The United Nations has begun an investigation in the wake of outcries from area environmentalists (the matter has even been raised in the U.S. presidential race, with Barack Obama weighing in earlier this month) and could end up listing Waterton-Glacier as a World Heritage Site In Danger.
“The designation ‘In Danger’ has no force in law,” said Casey Brennan of Wildsight, based in Fernie, “but what it does is set in motion the World Heritage Committee (WHC) to form a committee and begin to do outreach, to immediately approach the government and work with them to improve stewardship.”
It can’t come too soon, Brennan says, since B.C. Energy officials were expected to decide June 21 on whether to give tenure to BP for the coalbed methane project. So far, no announcement has been made, but if BP acquires tenure for the land, it would be able to apply for drilling permits.
The Cranbrook Daily Townsman reported recently the ministry is considering issuing BP a tenure agreement allowing it to explore for petroleum and natural gas in the Crowsnest Coalfield in the Elk River drainage, near Fernie.
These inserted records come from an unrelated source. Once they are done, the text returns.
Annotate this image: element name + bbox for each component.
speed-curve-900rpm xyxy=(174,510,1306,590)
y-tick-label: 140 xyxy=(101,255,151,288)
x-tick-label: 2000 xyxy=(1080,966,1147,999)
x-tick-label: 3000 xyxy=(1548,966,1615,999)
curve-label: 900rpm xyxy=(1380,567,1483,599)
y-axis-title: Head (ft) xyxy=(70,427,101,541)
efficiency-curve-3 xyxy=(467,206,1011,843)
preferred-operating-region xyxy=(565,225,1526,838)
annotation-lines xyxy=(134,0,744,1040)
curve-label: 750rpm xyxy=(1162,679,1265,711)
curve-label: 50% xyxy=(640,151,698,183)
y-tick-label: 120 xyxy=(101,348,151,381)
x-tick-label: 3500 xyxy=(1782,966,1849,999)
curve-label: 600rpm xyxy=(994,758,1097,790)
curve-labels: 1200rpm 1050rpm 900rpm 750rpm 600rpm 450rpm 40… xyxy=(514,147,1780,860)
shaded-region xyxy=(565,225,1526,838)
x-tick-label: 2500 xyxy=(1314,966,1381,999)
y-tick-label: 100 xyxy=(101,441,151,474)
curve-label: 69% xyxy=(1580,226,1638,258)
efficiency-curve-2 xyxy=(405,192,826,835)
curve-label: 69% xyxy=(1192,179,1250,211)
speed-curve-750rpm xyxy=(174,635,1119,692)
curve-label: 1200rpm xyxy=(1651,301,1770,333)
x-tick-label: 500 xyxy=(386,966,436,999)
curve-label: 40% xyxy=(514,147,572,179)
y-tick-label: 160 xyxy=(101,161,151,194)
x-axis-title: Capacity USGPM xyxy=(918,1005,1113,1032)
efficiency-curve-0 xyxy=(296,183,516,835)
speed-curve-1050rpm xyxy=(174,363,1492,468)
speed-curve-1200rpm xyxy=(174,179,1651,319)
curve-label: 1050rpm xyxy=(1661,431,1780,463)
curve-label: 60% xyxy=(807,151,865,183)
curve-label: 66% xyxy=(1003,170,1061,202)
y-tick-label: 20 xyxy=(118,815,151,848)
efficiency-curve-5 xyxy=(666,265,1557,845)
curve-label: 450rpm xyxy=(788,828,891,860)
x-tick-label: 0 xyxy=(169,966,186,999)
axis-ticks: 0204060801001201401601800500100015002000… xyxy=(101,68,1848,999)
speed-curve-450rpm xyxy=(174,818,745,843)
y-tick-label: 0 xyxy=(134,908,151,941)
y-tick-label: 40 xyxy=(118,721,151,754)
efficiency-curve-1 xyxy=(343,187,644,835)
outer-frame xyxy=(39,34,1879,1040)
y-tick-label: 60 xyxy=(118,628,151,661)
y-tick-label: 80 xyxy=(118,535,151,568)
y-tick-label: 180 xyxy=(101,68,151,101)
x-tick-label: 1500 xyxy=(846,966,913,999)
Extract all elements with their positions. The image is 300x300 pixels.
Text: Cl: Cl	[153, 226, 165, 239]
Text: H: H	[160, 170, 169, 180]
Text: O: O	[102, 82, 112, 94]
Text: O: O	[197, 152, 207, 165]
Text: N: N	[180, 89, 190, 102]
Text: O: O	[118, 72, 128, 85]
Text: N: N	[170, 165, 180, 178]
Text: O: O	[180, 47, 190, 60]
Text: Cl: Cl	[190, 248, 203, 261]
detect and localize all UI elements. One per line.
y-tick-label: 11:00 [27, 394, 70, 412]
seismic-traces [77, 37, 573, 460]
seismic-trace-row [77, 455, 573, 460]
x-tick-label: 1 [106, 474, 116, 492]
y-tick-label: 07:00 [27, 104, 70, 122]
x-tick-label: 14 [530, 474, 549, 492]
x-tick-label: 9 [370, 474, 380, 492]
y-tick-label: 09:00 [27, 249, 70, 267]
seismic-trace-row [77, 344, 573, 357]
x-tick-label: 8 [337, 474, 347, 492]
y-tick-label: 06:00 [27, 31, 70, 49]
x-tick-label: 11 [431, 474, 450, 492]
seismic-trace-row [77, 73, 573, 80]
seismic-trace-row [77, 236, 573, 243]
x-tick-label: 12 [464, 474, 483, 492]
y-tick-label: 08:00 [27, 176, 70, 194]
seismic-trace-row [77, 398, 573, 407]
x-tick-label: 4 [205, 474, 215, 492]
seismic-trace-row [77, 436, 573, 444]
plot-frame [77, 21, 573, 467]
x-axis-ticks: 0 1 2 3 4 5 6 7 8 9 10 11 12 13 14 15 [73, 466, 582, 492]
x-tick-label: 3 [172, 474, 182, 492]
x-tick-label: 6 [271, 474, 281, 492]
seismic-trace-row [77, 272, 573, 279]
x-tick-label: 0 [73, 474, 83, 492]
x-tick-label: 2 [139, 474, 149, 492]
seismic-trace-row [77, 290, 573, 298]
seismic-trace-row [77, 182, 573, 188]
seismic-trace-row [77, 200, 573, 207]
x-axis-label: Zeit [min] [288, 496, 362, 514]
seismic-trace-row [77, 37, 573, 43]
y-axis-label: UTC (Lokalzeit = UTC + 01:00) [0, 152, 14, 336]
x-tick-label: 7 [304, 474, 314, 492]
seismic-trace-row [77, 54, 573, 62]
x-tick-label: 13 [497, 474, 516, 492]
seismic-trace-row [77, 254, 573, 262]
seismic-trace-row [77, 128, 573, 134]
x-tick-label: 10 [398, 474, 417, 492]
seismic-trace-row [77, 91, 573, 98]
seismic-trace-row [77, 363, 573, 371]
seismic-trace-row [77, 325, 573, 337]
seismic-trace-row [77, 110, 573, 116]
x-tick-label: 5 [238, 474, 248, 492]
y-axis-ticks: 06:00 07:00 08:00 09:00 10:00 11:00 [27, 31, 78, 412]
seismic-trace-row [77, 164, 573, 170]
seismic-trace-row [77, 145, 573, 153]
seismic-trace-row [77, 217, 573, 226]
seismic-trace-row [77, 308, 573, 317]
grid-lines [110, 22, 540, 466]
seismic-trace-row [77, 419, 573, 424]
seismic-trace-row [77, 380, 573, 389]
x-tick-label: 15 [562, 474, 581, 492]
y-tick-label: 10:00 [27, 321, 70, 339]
The tenure agreement would include both shallow and deep rights and give the holder the exclusive right to apply for permission to drill wells in the agreement area. If BP is successful in getting tenure for the area, they will be required to conduct environmental studies including surface water hydrogeology, wildlife, traditional use and vegetation.
Brennan’s organization and 10 others petitioned the WHC and the International Joint Commission, and while they haven’t heard from the IJC yet, the WHC replied it had already started a file on the controversial mining projects, which could threaten the purity of the Flathead watershed, which flows south to form the western border of Montana’s Glacier National Park.
The petitions were prepared by environmental law organizations Ecojustice (Canada) and Earthjustice (U.S.) on behalf of Canadian Parks and Wilderness Society, B.C. Chapter, the Dogwood Initiative, the Flathead Coalition, Headwaters Montana, the National Parks Conservation Association, Sierra Club B.C., the Wilderness Society, Wildsight, and Yellowstone to Yukon Conservation Initiative. Together, the groups represent hundreds of thousands of members and supporters.
“Using extensive documentation from existing scientific data, these groups are pointing out that the Flathead watership is critical habitat for rare and endangered species that migrate in and out of Waterton-Glacier International Peace Park,” Brennan said.
“The list includes iconic species such as grizzly bear, grey wolf, lynx, wolverines, big-horn sheep, mountain goat. tailed frog, bull trout and westslope (blackspotted) cutthroat trout.”
The two proposed developments threaten the ecological integrity of the Flathead, Brennan said. Cline Mining Corporation’s Lodgepole open-pit coal mine, near the Foisey Creek and McLatchie Creek tributaries to the Flathead River, is about 40 kilometres north of the Canada-U.S. border. BP Canada’s Mist Mountain coalbed methane extraction project could transform 500 square kilometres of wilderness in the Flathead and Elk valleys, near Fernie, into a network of service roads, pipelines, well sites, power lines, pumps, compressors and flaring stations.
The City of Fernie is officially opposed to either project and has declared by council vote it will fight BP’s efforts all the way.
Waterton-Glacier International Peace Park (the world’s first International Peace Park) is designated as a world heritage site and United Nations biosphere reserve.